I don’t take my work as venerable as Ken Rothman’s (obviously he is a well respected and influential epidemiologist or methodologist more generally for his books), but I disagree with his reasoning for using linear scales in some circumstances in the referenced article. My general response to the Rothman example is that if you want to show absolute risk differences then show them. Plotting the ratios on an arithmentic scale is misleading, and while close for his example is still not as accurate as just plotting the risk differences. In Rothman et al.’s example plotting the odds ratios would result in an overestimate of the absolute risk differences by over 10%! (The absolute risk difference is 90 - 1 = 89, whereas the linear difference between the odds is 10 - .01 = 9.99. The former mapped onto a scale from 0 to 10 would result in a length of 8.9, so an over estimate of (9.99 - 8.9)/8.9 ~ 12%.)

I don’t take blogging as a replacement for academic work, more like an open nerd journal. I’m pretty sure this venue has quite a bit more readership than my journal articles ever will though.


Musings on Comments

I recently posted a comment policy. I do not get that many comments now, but I did delete a comment recently asking for help on a code sample, so figured it would be worth elaborating on.

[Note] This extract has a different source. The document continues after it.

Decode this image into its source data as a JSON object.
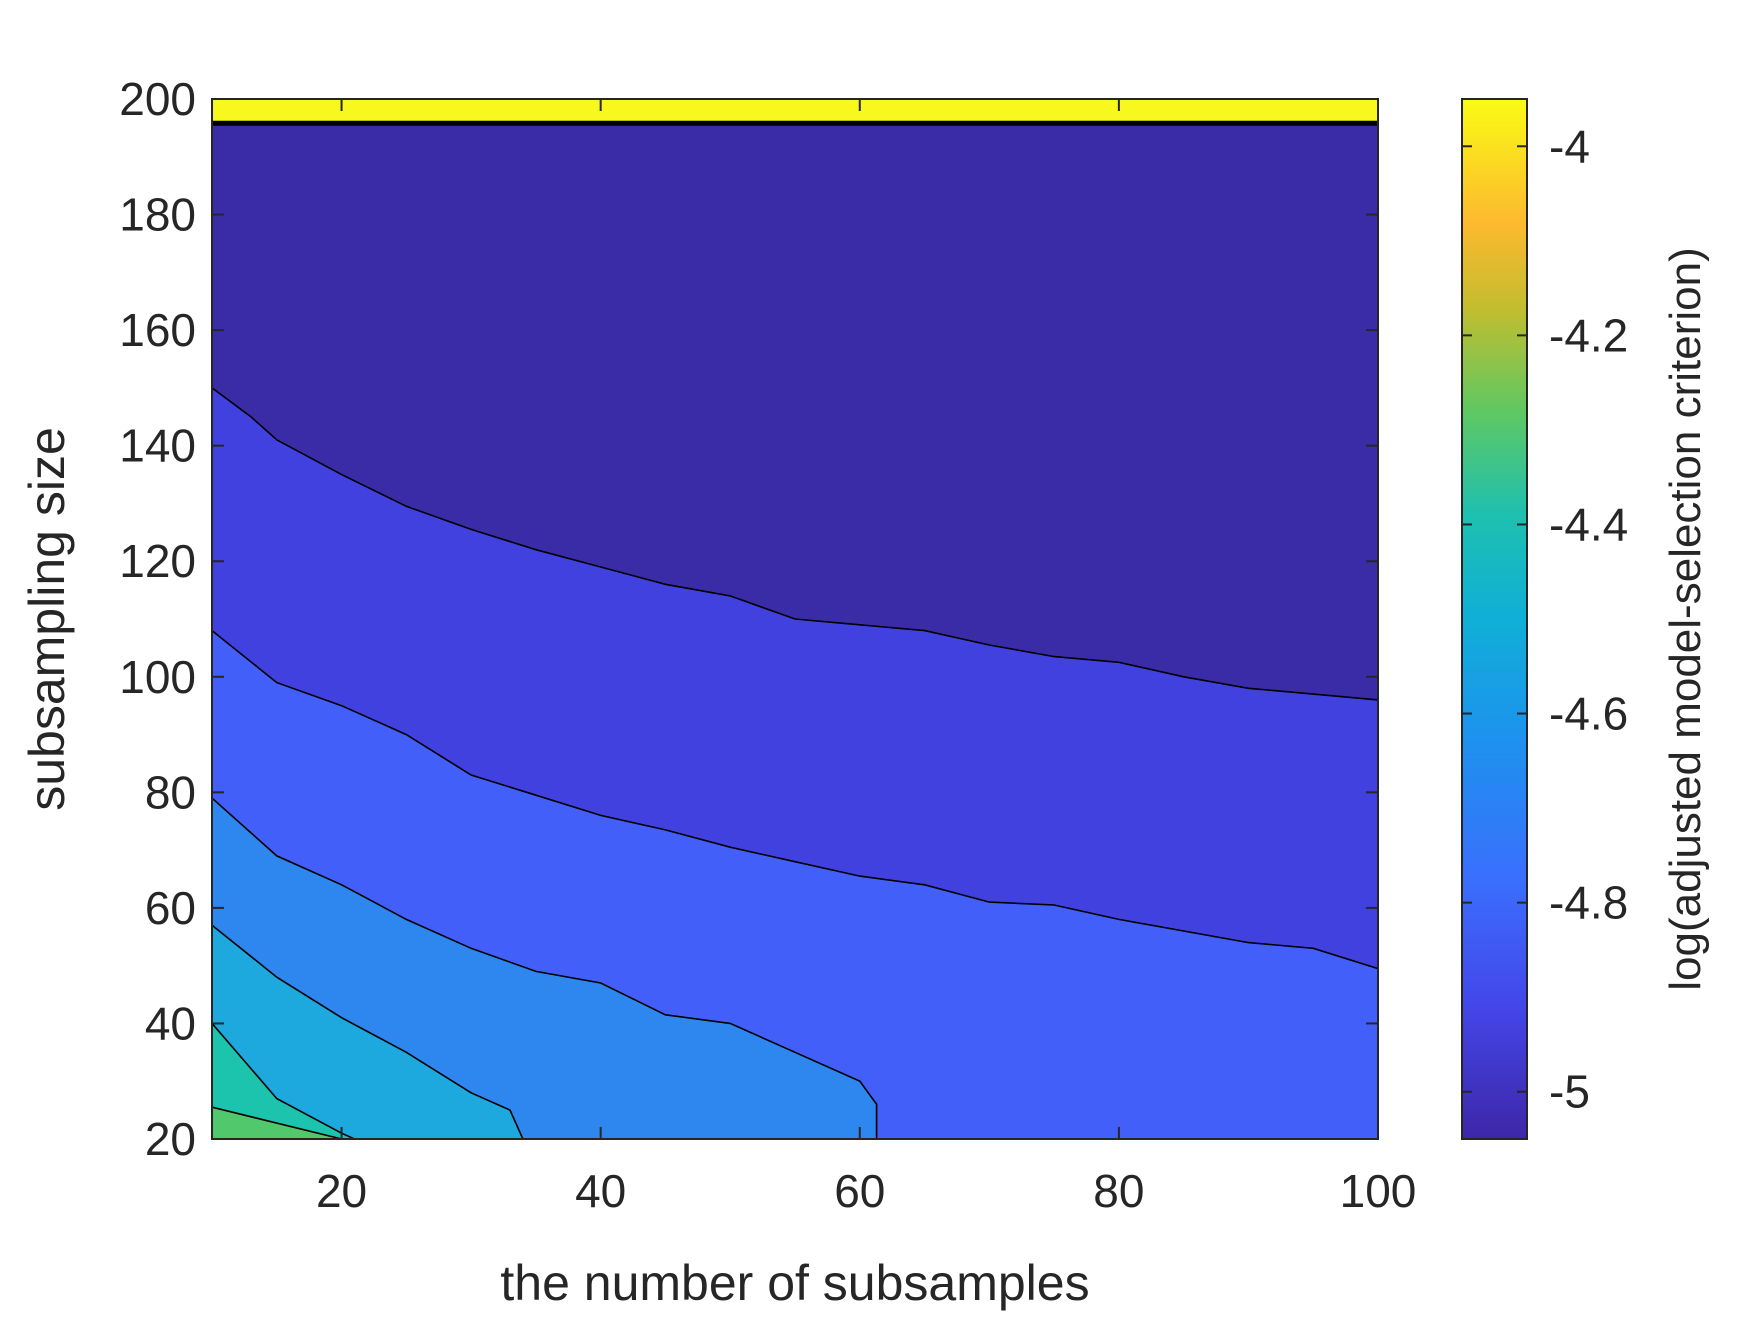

Comments are great, and I hope to get more, but with my participation on the stack exchange sites (and commenting on other blogs) I definitely see the need to take active moderation. This is not a big deal for the site so far (I rarely post anything controversial) but is really necessary for any blog generating a lot of comments.

My position is not quite extreme as Ed Tufte, e.g. I don’t plan on deleting a comment if I don’t like the content enough, but I will definitely delete off-topic comments and anything I find offensive. My position is more in line with Jeff Atwood’s thoughts, who discusses the topic quite a bit on his coding horror blog (see here for one example).

Basically the comments take curation, just like any site or wiki. Comments without moderation in any substantive amount (e.g. YouTube, many news articles) are simply not worth reading. The same moderation is what makes the stack exchange sites so much better than email list-serves, and the lack of moderation is what makes some MOOC forums so chaotic.